Os jornais britânicos, em uníssono, acham que, afinal, o casal MCann não é tão angelical como tem feito crer.
O IRRITADO não faz a mais pequena ideia sobre as culpas e as não culpas do tal casal no desaparecimento da filha.
O que não quer dizer que ande de olhos fechados.

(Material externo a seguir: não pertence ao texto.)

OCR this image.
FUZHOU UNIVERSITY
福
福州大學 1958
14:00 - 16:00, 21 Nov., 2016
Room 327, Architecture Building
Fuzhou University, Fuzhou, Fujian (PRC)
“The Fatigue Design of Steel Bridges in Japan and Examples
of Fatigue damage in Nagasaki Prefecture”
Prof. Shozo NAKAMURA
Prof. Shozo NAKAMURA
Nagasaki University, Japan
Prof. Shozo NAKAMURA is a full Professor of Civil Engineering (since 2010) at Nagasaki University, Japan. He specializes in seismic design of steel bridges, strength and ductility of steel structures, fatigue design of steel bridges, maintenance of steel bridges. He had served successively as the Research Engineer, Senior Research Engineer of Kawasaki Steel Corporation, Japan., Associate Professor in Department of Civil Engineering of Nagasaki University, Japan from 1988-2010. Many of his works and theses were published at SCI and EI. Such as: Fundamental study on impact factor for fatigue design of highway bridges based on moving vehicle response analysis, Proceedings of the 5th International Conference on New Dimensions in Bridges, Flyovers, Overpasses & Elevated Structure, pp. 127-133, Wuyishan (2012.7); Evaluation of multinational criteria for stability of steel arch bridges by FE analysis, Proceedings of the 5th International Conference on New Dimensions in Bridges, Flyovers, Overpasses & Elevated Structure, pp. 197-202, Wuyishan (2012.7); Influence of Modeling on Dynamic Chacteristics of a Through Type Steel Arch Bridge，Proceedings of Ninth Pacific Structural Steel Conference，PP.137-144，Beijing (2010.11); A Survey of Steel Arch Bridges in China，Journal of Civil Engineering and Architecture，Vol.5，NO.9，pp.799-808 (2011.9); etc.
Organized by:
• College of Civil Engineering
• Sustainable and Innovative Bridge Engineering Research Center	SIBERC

O que o IRRITADO, como toda a gente, vê, é o que segue:
- O Dr. Gonçalo Amaral acha que os fulanos têm culpas no cartório;
- Os fulanos acham que não têm;
- Os britânicos andam para aí a colaborar com o Dr. Amaral, fornecendo até canídeos especializados;
- Os cônjuges passam a arguidos.
Eis senão quando, já não sei bem como:
- Os cônjuges deixaram de ser suspeitos, deixaram de ser arguidos e regressaram sossegadamente a casa;
- O Dr. Amaral é desautorizado, corrido da investigação, fica sem emprego e sem carreira, passa a ser personna non grata para quem, por cá, manda nestas coisas;
- Os cônjuges, entretanto, ganham rios de dinheiro, apresentam-se com secretárias, assessores de imprensa, relações públicas, etc., vão ao Papa e não sei mais onde;
- Chegam ao ponto de receber nada menos de 550.000 libras de uns jornais que têm o desplante de dizer sobre eles coisas menos agradáveis;
- O Dr. Amaral publica um livro relatando as suas investigações e as conclusões prévias a que chega;
- O casalinho vê aprovada uma providência cautelar em que propõe o esbulho dos livros publicados e a proibição da sua venda;
- O caso ainda anda e andará pelos tribunais;
- O Dr. Amaral está arruinado, sem emprego e sem sequer poder vender o livro onde conta o que julga saber, porque os tribunais o censuraram e continuam a censurar.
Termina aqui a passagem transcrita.